ETA asesinó al almirante cuando, tras oír misa en la iglesia de los jesuitas de Serrano, pasaba frente a Claudio Coello, 104. No fue el único asesinato de presidente de Gobierno español en el siglo XX, pero los de Cánovas, Canalejas o Dato dejaron un recuerdo más borroso. Un cuarto de siglo después, en cambio, cualquier español que en ese tiempo tuviera uso de razón política tiene presente en su memoria el impacto que le causó la noticia.

Luis Carrero Blanco fue un personaje esencial en la historia de España durante la dictadura de Franco. Nacido en Santoña en 1904 en el seno de una familia de militares, hubo un rasgo de su formación que explica de manera perfecta la mentalidad que le guió hasta el final. En la biblioteca familiar se encuentra un libro de Vázquez de Mella, conocida figura de la extrema derecha católica, dedicado a su padre: él entregó a sus hijos una Biblia con el deseo de que fuera su permanente compañera durante toda la vida. A este tradicionalismo o integrismo religioso es preciso sumar su condición de militar profesional. Su padre rectificó su partida de nacimiento para que, casi niño, pudiera entrar en la marina; cuando fue asesinado llevaba casi 56 años en ella. Cuando estalló la guerra civil, en cuya conspiración previa él no había tomado parte, se ocultó huyendo por los tejados en el Madrid en que residía para no ser puesto al frente de un buque destinado a combatir a los sublevados.

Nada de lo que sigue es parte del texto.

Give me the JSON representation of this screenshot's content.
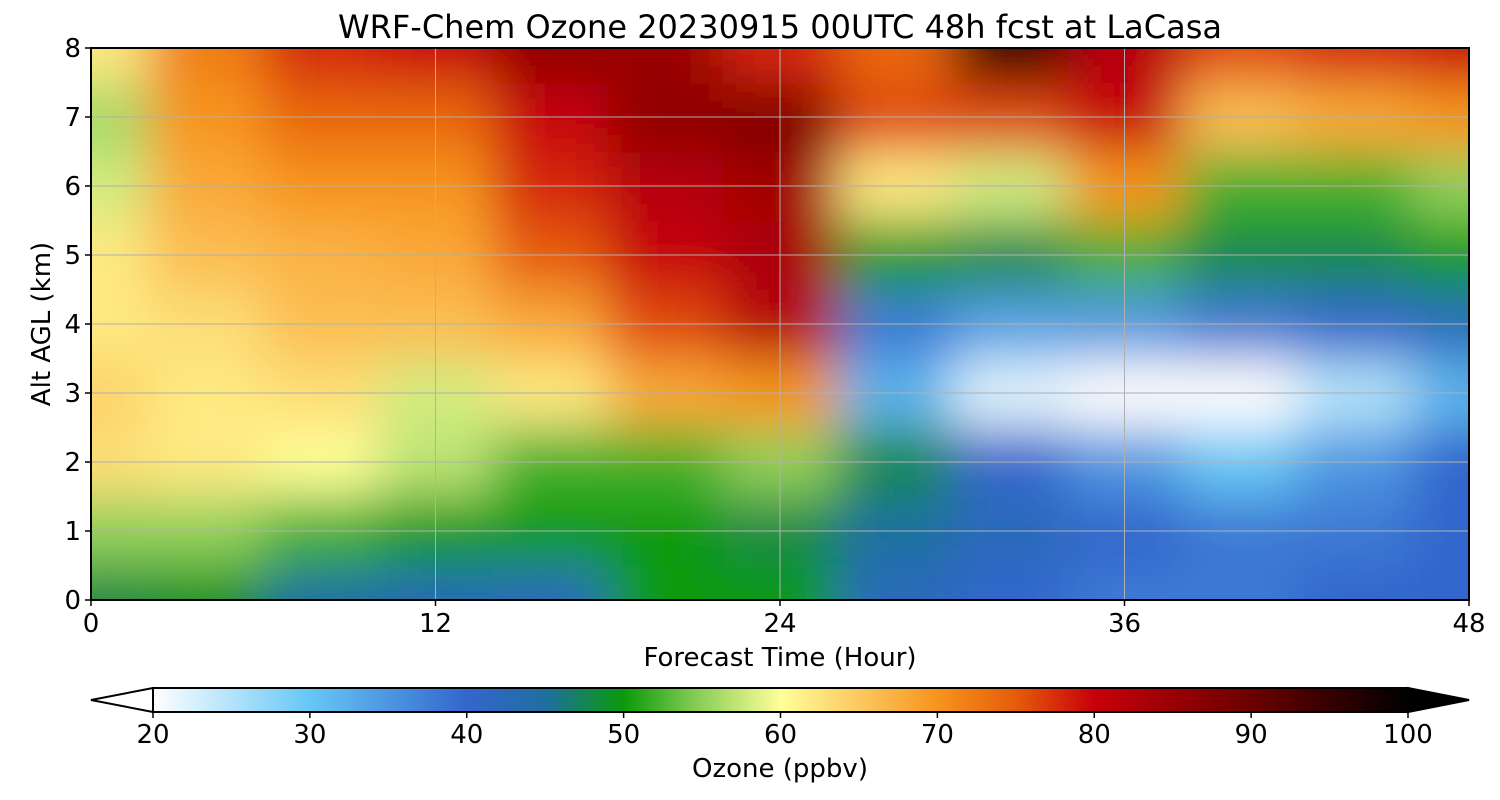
{
  "chart_data": {
    "type": "heatmap",
    "title": "WRF-Chem Ozone  20230915 00UTC 48h fcst at LaCasa",
    "xlabel": "Forecast Time (Hour)",
    "ylabel": "Alt AGL (km)",
    "xlim": [
      0,
      48
    ],
    "ylim": [
      0,
      8
    ],
    "xticks": [
      0,
      12,
      24,
      36,
      48
    ],
    "yticks": [
      0,
      1,
      2,
      3,
      4,
      5,
      6,
      7,
      8
    ],
    "grid": true,
    "colorbar": {
      "label": "Ozone  (ppbv)",
      "min": 20,
      "max": 100,
      "ticks": [
        20,
        30,
        40,
        50,
        60,
        70,
        80,
        90,
        100
      ],
      "extend": "both",
      "stops": [
        {
          "value": 20,
          "color": "#ffffff"
        },
        {
          "value": 30,
          "color": "#66c7f5"
        },
        {
          "value": 40,
          "color": "#3366cc"
        },
        {
          "value": 45,
          "color": "#1f6fa0"
        },
        {
          "value": 50,
          "color": "#0a9a0a"
        },
        {
          "value": 55,
          "color": "#8fd05a"
        },
        {
          "value": 60,
          "color": "#ffff99"
        },
        {
          "value": 65,
          "color": "#fcc860"
        },
        {
          "value": 70,
          "color": "#f7941d"
        },
        {
          "value": 75,
          "color": "#e65c0a"
        },
        {
          "value": 80,
          "color": "#c8000a"
        },
        {
          "value": 90,
          "color": "#6b0000"
        },
        {
          "value": 100,
          "color": "#000000"
        }
      ]
    },
    "x": [
      0,
      4,
      8,
      12,
      16,
      20,
      24,
      28,
      32,
      36,
      40,
      44,
      48
    ],
    "y": [
      0,
      1,
      2,
      3,
      4,
      5,
      6,
      7,
      8
    ],
    "z": [
      [
        48,
        49,
        45,
        43,
        42,
        50,
        50,
        42,
        40,
        38,
        38,
        40,
        40
      ],
      [
        55,
        55,
        52,
        50,
        50,
        50,
        48,
        45,
        42,
        40,
        38,
        38,
        40
      ],
      [
        63,
        62,
        60,
        57,
        52,
        52,
        55,
        48,
        40,
        35,
        30,
        35,
        40
      ],
      [
        64,
        62,
        63,
        58,
        62,
        68,
        70,
        32,
        22,
        20,
        20,
        25,
        32
      ],
      [
        62,
        63,
        66,
        66,
        68,
        76,
        82,
        38,
        34,
        35,
        38,
        40,
        42
      ],
      [
        62,
        66,
        67,
        68,
        75,
        80,
        83,
        50,
        48,
        52,
        48,
        48,
        50
      ],
      [
        58,
        68,
        70,
        70,
        78,
        82,
        84,
        62,
        58,
        70,
        52,
        52,
        55
      ],
      [
        56,
        70,
        74,
        74,
        80,
        86,
        88,
        76,
        76,
        80,
        66,
        68,
        70
      ],
      [
        62,
        72,
        78,
        80,
        86,
        85,
        78,
        74,
        95,
        82,
        76,
        78,
        80
      ]
    ]
  }
}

Carrero se convirtió en un personaje clave del régimen muy pronto, en torno a 1942. Ese año Franco se libró de su principal consejero, el entonces falangista (y cuñadísimo) Ramón Serrano Súñer. Frente a la opción del partido único fascista, Carrero siempre representó una extrema derecha católica contraria al lenguaje revolucionario de los seguidores de José Antonio y propicia a una dictadura burocrático-religiosa dirigida por una élite de administradores. Esa opción ejerció un papel cada vez más relevante en el seno del régimen. Se le ha atribuido un papel importante en impedir la entrada de España en la guerra mundial, pero en este punto fue inequívocamente germanófilo, aunque bastante más prudente que los más destacados miembros de Falange. Su posición fue más decisiva en 1945, cuando el régimen se revistió de nacional-catolicismo, o a fines de los años cincuenta, cuando pasó a ser una dictadura tecnocrática.

Al lado de Franco, de quien fue principal consejero político, las peculiaridades de Carrero revisten determinados rasgos que le distinguen de aquel a quien sirvió como una especie de eminencia gris y de quien fue complementario más que sosias. Carrero, en efecto, no fue ni un delfín ni tampoco un mandado, sino un secretario de despacho, pero en los años sesenta el régimen parecía, hasta cierto punto, una diarquía. Hombre para quien el ideario era más importante que para Franco, buen planificador y dotado de coherencia en sus ideas reaccionarias y carente de la habilidad política de su caudillo, todos esos rasgos explican que fuera también una persona mucho más preocupada por el futuro y por su decantamiento hacia la Monarquía que muchos de los más enfervorizados falangistas.

Por eso puede decirse que el hecho de que Franco optara por la sucesión monárquica en la figura de don Juan Carlos se debió, en buena medida, a él, aunque claro está que la Monarquía que vino tuvo unas características radicalmente distintas a las por él previstas. La decisión con la que Carrero empujó a Franco hacia don Juan Carlos aparece en uno de sus comentarios a López Rodó: "Hay que ver lo que le cuesta parir a este hombre", le dijo.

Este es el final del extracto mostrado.